On ne peut pas faire au Gouvernement, pour le moment, le procès d’une quelconque mauvaise volonté. Conformément à la loi Larcher du 31 janvier 2007, il a demandé aux partenaires sociaux de formuler des propositions, sur leur propre financement, et sur la formation professionnelle. La démarche est pour l’instant empreinte de logique et de légitimité. On a vu l’an dernier que les partenaires sociaux étaient capables d’aboutir à des accords ambitieux, donc attendons le résultat de cette négociation. Si cette dernière réussit sur les deux points évoqués, tant mieux. Autrement il reviendra au Gouvernement de conduire lui-même la réforme.

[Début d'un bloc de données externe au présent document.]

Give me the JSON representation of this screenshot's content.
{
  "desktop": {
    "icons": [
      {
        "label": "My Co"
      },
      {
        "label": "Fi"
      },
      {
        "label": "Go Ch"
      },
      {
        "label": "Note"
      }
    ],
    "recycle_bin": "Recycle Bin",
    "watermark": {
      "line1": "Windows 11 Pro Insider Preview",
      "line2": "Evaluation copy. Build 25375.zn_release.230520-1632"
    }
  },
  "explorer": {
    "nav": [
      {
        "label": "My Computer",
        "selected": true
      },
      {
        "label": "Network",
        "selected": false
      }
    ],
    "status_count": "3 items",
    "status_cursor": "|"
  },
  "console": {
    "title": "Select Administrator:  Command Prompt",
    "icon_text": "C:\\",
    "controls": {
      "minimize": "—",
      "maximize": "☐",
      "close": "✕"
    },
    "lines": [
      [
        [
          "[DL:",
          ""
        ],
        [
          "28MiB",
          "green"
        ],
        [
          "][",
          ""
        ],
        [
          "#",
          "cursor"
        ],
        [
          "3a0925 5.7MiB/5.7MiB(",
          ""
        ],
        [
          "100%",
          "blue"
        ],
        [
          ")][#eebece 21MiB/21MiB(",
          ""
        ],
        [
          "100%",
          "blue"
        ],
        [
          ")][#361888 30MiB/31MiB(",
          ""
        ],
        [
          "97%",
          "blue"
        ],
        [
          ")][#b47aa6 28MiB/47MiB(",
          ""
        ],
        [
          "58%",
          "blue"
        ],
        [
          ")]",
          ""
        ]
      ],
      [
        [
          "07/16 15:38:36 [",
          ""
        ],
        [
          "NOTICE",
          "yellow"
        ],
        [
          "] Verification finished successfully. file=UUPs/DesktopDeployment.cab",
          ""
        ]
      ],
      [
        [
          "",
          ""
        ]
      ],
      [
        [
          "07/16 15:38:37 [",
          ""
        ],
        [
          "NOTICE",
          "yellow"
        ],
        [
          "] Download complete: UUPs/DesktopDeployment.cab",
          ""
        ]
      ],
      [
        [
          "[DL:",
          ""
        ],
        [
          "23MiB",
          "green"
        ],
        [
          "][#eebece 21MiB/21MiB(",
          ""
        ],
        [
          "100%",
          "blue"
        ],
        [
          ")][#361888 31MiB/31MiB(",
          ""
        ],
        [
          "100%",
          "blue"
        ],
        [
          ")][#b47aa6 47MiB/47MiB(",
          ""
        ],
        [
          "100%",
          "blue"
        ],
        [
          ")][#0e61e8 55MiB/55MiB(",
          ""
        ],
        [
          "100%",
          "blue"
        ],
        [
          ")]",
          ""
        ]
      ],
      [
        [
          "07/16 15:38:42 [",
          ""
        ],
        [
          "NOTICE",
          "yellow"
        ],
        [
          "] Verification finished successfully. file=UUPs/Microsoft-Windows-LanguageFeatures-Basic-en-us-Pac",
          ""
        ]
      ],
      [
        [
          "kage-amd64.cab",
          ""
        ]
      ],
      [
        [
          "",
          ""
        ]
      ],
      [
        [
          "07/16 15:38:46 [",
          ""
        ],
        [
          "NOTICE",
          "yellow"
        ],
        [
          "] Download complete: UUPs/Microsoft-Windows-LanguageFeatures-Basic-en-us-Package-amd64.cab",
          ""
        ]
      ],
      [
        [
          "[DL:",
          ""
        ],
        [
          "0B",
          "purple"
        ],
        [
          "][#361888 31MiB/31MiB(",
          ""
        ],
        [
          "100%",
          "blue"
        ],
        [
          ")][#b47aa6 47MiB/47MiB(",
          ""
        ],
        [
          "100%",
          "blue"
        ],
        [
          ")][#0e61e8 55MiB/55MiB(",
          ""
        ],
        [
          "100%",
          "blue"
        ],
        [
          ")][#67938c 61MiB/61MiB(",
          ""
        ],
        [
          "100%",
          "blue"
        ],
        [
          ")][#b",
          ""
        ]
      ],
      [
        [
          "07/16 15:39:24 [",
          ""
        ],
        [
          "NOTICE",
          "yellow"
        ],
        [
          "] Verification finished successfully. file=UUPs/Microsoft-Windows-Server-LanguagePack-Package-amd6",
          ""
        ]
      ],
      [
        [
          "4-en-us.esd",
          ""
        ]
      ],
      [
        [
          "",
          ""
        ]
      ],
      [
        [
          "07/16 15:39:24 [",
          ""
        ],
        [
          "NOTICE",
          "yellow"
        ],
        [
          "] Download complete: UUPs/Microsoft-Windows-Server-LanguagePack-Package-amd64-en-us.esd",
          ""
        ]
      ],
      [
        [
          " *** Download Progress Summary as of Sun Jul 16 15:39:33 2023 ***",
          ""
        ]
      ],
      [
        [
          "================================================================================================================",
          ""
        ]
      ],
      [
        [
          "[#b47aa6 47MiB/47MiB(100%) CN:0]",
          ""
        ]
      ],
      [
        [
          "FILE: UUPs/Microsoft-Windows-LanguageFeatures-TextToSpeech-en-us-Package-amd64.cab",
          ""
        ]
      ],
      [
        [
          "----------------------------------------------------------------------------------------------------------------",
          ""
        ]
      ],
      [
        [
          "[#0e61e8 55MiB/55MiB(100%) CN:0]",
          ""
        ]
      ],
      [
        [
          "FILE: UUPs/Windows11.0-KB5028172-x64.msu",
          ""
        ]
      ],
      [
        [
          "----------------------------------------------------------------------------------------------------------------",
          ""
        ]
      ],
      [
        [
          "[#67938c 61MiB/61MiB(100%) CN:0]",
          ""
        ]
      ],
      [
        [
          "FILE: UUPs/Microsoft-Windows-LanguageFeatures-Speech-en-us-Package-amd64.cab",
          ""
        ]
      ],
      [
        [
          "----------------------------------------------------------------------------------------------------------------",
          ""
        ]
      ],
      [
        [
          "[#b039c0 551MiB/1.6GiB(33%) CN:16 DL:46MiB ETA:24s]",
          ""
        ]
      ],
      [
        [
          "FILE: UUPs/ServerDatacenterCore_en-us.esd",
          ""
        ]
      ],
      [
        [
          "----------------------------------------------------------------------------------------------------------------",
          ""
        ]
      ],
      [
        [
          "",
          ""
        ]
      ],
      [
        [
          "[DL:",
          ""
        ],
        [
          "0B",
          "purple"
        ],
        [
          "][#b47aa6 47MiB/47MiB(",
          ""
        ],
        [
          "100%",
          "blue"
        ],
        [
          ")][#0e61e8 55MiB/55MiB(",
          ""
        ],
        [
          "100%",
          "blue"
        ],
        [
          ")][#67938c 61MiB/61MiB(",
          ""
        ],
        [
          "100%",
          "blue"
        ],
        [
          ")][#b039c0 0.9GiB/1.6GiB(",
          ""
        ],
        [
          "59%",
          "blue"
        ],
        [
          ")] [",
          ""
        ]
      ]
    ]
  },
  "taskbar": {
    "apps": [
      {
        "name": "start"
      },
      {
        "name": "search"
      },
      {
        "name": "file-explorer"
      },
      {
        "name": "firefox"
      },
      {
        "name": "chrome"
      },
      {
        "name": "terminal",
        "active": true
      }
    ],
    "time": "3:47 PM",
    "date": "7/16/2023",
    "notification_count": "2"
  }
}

Dans tous les cas de figures, vouloir réformer simultanément le financement du dialogue sociale et la formation professionnelle est tellement ambitieux que la négociation ne peut pas aboutir à quelque chose de finalisé. Les formulations devront être déclinées au cours de négociations ultérieures. Deux mois ne suffiront pas à aboutir une réponse complète à un problème aussi complexe. Le projet de loi qui doit être déposé à la fin de l’année ne sera pas le point d’aboutissement.

Que doit faire le Gouvernement pour éviter tout écueil ? Quelle marche à suivre préconisez-vous ?

Il faut laisser les partenaires négocier, leur faire confiance et espérer que cela n’aboutira pas à une approche de type « tuyauterie », dans laquelle on se contenterait d’élargir les dépenses de formation au bénéfice des chômeurs et des personnes les moins qualifiées. Se contenter d’annoncer une hausse de ces dépenses en mettant à contribution les entreprises, là serait l’échec. Il faut réorganiser le système dans son ensemble. Mais nous n’en sommes pas là, pour l’instant la démarche retenue est la bonne, et le succès peut être au rendez-vous.